Researchers from Brigham and Women’s Hospital, a flagship institution within the Mass General Brigham health care system, have devised a groundbreaking statistical method named SCENT (single-cell enhancer target gene mapping). SCENT utilizes multimodal single-cell data to establish connections between regulatory elements and genes, thereby pinpointing likely causal gene loci for both common and rare diseases. These insights hold promise for the development of treatments across a spectrum of medical conditions.
The research team deployed SCENT across nine multimodal single-cell datasets representing diverse human tissues, encompassing immune, neuronal, and pituitary cells. Their objective was to delve into the intricacies of DNA regulation within each specific cell type.

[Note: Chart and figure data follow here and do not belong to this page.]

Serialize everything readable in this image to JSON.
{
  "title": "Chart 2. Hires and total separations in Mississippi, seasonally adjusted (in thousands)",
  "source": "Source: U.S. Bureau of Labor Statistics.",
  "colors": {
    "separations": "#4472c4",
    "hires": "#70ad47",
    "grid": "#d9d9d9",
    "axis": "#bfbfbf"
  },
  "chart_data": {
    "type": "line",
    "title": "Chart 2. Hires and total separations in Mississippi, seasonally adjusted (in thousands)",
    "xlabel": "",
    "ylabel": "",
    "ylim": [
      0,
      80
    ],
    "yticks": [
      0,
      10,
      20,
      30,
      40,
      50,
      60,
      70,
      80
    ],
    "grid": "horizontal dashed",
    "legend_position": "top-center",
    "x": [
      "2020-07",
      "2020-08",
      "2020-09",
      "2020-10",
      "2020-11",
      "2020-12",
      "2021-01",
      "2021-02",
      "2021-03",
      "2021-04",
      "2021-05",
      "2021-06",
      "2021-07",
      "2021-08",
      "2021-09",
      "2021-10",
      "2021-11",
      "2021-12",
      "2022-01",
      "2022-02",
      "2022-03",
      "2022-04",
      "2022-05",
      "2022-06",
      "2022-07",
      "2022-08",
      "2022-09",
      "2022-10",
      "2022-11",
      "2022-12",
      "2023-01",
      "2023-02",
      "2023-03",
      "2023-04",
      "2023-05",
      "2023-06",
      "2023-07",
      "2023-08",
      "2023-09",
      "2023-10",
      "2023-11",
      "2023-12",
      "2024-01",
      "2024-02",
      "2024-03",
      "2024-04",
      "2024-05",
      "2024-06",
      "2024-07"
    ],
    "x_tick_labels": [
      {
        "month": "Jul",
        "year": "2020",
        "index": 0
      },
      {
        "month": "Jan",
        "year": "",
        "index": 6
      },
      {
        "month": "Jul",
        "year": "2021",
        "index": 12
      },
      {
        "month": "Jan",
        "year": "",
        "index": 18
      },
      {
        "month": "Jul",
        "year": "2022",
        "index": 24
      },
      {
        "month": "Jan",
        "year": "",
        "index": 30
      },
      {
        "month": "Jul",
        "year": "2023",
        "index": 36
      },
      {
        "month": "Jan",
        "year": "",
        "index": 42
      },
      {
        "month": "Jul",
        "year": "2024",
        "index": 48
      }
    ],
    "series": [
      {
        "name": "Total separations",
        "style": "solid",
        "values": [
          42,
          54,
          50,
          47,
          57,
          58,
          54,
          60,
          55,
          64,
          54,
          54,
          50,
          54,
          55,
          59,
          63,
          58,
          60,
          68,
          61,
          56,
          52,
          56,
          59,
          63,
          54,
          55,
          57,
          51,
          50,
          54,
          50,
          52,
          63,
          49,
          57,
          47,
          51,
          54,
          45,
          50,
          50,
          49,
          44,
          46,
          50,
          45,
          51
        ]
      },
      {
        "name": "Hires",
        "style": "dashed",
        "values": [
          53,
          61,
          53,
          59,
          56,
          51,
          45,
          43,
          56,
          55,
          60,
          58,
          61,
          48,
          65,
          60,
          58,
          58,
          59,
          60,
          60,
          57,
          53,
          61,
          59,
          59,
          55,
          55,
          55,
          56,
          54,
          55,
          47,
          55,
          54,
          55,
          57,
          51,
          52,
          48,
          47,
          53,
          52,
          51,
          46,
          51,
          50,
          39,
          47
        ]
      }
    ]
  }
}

Through meticulous analysis, they crafted 23 distinct gene-enhancer maps to explore genetic variants and expression patterns associated with 1,143 diseases and traits. Of particular note was the revelation that, for immune diseases, invaluable insights emerged not only from immune cells but also from cells residing within the affected tissues themselves.

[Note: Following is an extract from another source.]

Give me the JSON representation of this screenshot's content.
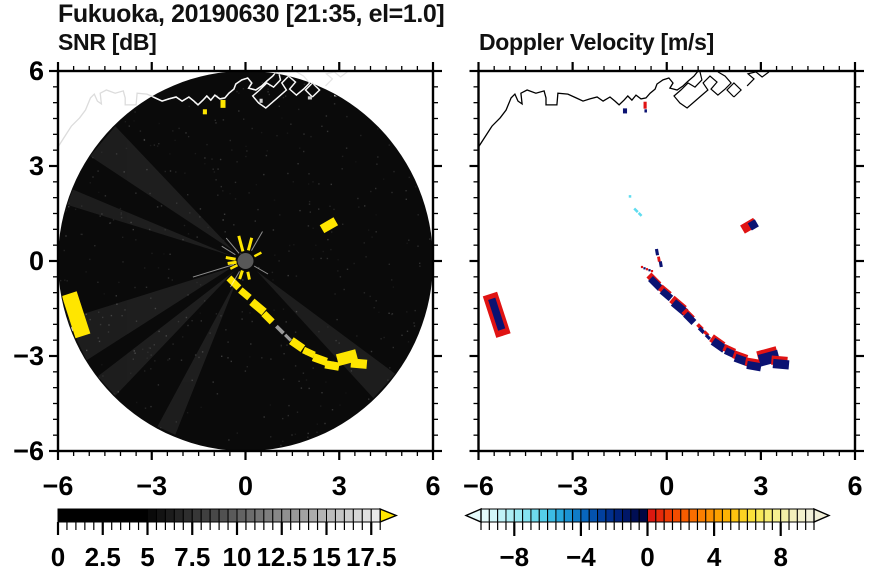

Dr. Soumya Raychaudhuri, MD, Ph.D., of Brigham’s Division of Rheumatology, Immunology, and Inflammation, underscored the significance of this finding, stating, “For most autoimmune diseases, people assume that we need a general map of immune cells. But we find that the enhancer-gene maps of immune cells are different in affected disease tissues. We demonstrate how such a map can be used to interpret genetic data from rheumatoid arthritis and other autoimmune diseases.”
Published in the prestigious journal Nature Genetics, the study marks a significant stride toward unraveling the intricate genetic underpinnings of disease progression. By shedding light on the regulatory mechanisms governing gene expression, SCENT holds promise for advancing our understanding of various diseases and paving the way for more targeted therapeutic interventions.